Itulah alasan kenapa diet ini sangat viral dan banyak penggemarnya. Lalu, apakah memang diet detox benar-benar bisa sebagai detoksifikasi dan menurunkan berat badan? (Pake gaya pembawa acara silet…)

 

Sebelum, Kamu tahu kenyataan sebenarnya soal diet detox, mari kita pahami apa itu detoksifikasi.

OKE, APA MEMANG DETOKSIFIKASI ITU?

 

Sabar, tak minum dulu.

Oke sampai mana kita tadi? Oh iya detoksifikasi. Apa itu detoksifikasi?

Detoksifikasi adalah proses pengeluaran zat-zat toksin.

Harvard, juga menambahkan kalau detoksifikasi itu bisa juga sebuah prosedur medis menghindarkan tubuh dari bahaya, bahkan yang bisa merenggut nyawa, seperti kecanduan alcohol, obat-obatan, atau racun. Pasien yang menjalani detoksifikasi biasanya dirawat di rumah sakit atau klinik. Pengobatan umummnya melibatkan penggunaan obat-obatan dan terapi lain sebagai kombinasi, tergantung tipe dan keparahan racun.

 

LALU, APAKAH TOXIN ITU?

Secara definisi, toxin adalah molekul kecil, peptide, atau jenis protein yang bisa menyebabkan penyakit atau berbahaya jika kontak atau diserap oleh tubuh.

 

Ketika membahas toxin dalam lingkup nutrisi, kita tidak bisa menghilangkan toksin.
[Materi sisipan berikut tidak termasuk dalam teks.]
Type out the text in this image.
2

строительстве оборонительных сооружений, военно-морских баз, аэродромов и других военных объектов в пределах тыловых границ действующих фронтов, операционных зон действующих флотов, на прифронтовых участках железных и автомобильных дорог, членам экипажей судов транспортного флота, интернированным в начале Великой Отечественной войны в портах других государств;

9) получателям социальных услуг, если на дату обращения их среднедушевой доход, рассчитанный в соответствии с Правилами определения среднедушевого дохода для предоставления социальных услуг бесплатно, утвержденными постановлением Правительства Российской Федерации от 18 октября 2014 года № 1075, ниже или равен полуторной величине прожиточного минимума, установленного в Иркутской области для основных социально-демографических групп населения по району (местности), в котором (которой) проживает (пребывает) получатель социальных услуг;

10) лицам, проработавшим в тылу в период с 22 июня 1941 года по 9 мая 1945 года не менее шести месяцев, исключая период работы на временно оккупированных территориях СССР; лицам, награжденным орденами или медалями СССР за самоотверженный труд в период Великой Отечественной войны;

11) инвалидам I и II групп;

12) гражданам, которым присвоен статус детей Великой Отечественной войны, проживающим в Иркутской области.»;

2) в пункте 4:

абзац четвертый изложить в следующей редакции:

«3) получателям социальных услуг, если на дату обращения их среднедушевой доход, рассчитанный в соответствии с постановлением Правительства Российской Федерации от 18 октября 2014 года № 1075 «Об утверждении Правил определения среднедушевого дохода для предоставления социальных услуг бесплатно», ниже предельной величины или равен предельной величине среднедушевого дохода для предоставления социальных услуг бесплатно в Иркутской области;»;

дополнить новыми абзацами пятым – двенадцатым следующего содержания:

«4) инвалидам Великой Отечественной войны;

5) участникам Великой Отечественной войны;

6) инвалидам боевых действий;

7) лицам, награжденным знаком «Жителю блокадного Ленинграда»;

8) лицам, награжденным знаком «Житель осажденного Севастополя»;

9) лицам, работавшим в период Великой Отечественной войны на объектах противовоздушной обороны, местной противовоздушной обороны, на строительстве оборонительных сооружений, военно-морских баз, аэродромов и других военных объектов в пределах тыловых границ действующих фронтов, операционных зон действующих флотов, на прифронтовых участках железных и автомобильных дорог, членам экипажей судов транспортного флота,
Kenapa?  Karena pada tingkat tertentu, semua yang kita makan itu toksin. Bukan cuma soal gula, bahkan sayuran dan buah-buahan bisa membahayakan jika dikonsumsi berlebihan.

Misalnya:

  • Vitamin A, kalau kebanyakan bisa menyebabkan sakit kepala dan anoreksia. Tapi dengan jumlah yang tepat, mata Kamu jadi sehat kan?
  • Vitamin B, kalau kebanyakan bisa mengganggu kerja syaraf dan liver. Tapi kalau jumlahnya tepat, membantu kita untuk memproses energy dari makanan.

 

Bahkan air bisa membunuh Kamu kalau kebanyakan. Masih ingat kan tulisan Saya tentang orang yang mati karena minum air? Memang beberapa jenis ada yang memang benar-benar berbahaya, misalnya tembakau pada rokok.

 

Jadi, Sebenarnya, mempelajari toxin itu sangat kompleks. Tidak sesederhana yang kita pikirkan. Menamakan sesuatu toksin atau bukan toksin terlalu menyederhanakan. Karena konteks dan dosis juga perlu diperhatikan. Tak peduli itu natural ataupun sintetis, bisa punya tingkat bahaya.

 

 

TAHUKAH KAMU, KALAU TUBUH BISA DETOKSIFIKASI SECARA MANDIRI?

 

 

Tahukah Kamu kalau sebenarnya tubuh kita punya sistem detoksifikasi sendiri? Yup! Mungkin Kamu ingat ketika sekolah dulu, ita diajarkan bahwa tubuh kita punya organ dan sistem detoksifikasi sendiri, seperti:

  1. Paru-paru
  2. Sistem pernafasan
  3. Sistem limfatik
  4. Kulit
  5. Hati
  6. Ginjal
  7. Pencernaan

 

Sistem ini, menghancurkan toxin menjadi bentuk lain yang kita buang melalui toilet, keringat, atau nafas. Ini artinya, detoksifikasi itu bukan terjadi karena kita melakukan diet detox, melainkan karena kerja dari sistem organ kita.

 

Supaya Kamu mudah paham, bayangkan diluar sedang hujan dan Kamu sedang di dalam sebuah ruangan yang anti bocor yang bisa menahan hujan sebesar apapun. Tapi di dalam, Kamu malah sibuk mencari penutup kepala. Ngapain coba… -_-“

 

Nah, sama juga dengan detoksifikasi. Kita sebagai manusia diciptakan Allah dengan sempurna, termasuk dengan sistem detoksifikasi tubuh. Artinya, Kamu melakukan atau tidak melakukan diet detox, tubuh kita sebenarnya selalu dalam kondisi detoksifikasi, setiap hari, 24 jam, 365 hari (366 kalau tahunk abisat) tanpa harus Kamu suruh bahkan tanpa Kamu sadari.

 

Organ-organ Kamu itu tidak perlu dibersihkan, karena mereka punya mekanisme pembersihan diri. Organ Kamu itu tidak seperti got yang mampet karena sampah. Mereka punya proses yang kompleks yang menetralisir dan membuang sisa zat beracun.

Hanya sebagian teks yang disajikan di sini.